# How Old Is My Citizen?



## Zhu Zhu Steve (Jul 4, 2012)

My Citizen (Quartz -Seven) was made in 1961 I was told...true?

Can anyone help me out...thanks!

Steve

On the back of the watch:

Citizen

Water Resist

Base Metal VP

2100-283007KT

40101068

AZ -0209

GN 4W-S

Photos of front and back of watch:

http://crossculturalsteve.blogspot.tw/2012/07/blog-post.html


----------



## mach 0.0013137 (Jan 10, 2005)

I just did a google and according the `Brand History` page of Citizen Watch Company, they marketed their first `Analog quartz` - the "Citizen Quartz Cryston" in August 1973. They had produced `Electric` & Tuning fork watches prior to this date.

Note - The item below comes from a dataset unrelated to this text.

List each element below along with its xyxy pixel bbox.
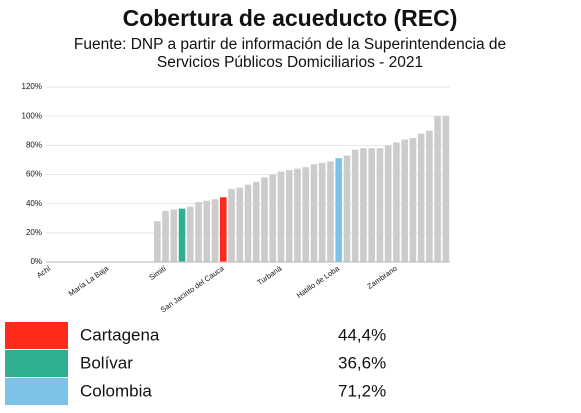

Welcome to the forum btw :rltb:


----------



## Zhu Zhu Steve (Jul 4, 2012)

...so, this is a 1973?

You have to wind this watch....


----------



## mach 0.0013137 (Jan 10, 2005)

Zhu Zhu Steve said:


> ...so, this is a 1973?
> 
> You have to wind this watch....


I`ve never heard of a quartz watch you have to wind :huh:


----------



## chris l (Aug 5, 2005)

Zhu Zhu Steve said:


> ...so, this is a 1973?
> 
> You have to wind this watch....


You shouldn't need to wind a quartz watch; the battery provides the power.

You may have a problem.


----------



## Zhu Zhu Steve (Jul 4, 2012)

My mistake....battery...ooops! :wallbash: I was thinking of my HMT Jawan

So, it is 1973? Just curious about the age.


----------



## Zhu Zhu Steve (Jul 4, 2012)

chris l said:


> Zhu Zhu Steve said:
> 
> 
> > ...so, this is a 1973?
> ...


"She was a daughter of a wealthy Florentine Pogen."


----------



## chris l (Aug 5, 2005)

Zhu Zhu Steve said:


> chris l said:
> 
> 
> > Zhu Zhu Steve said:
> ...


says Michael Kenyon ...


----------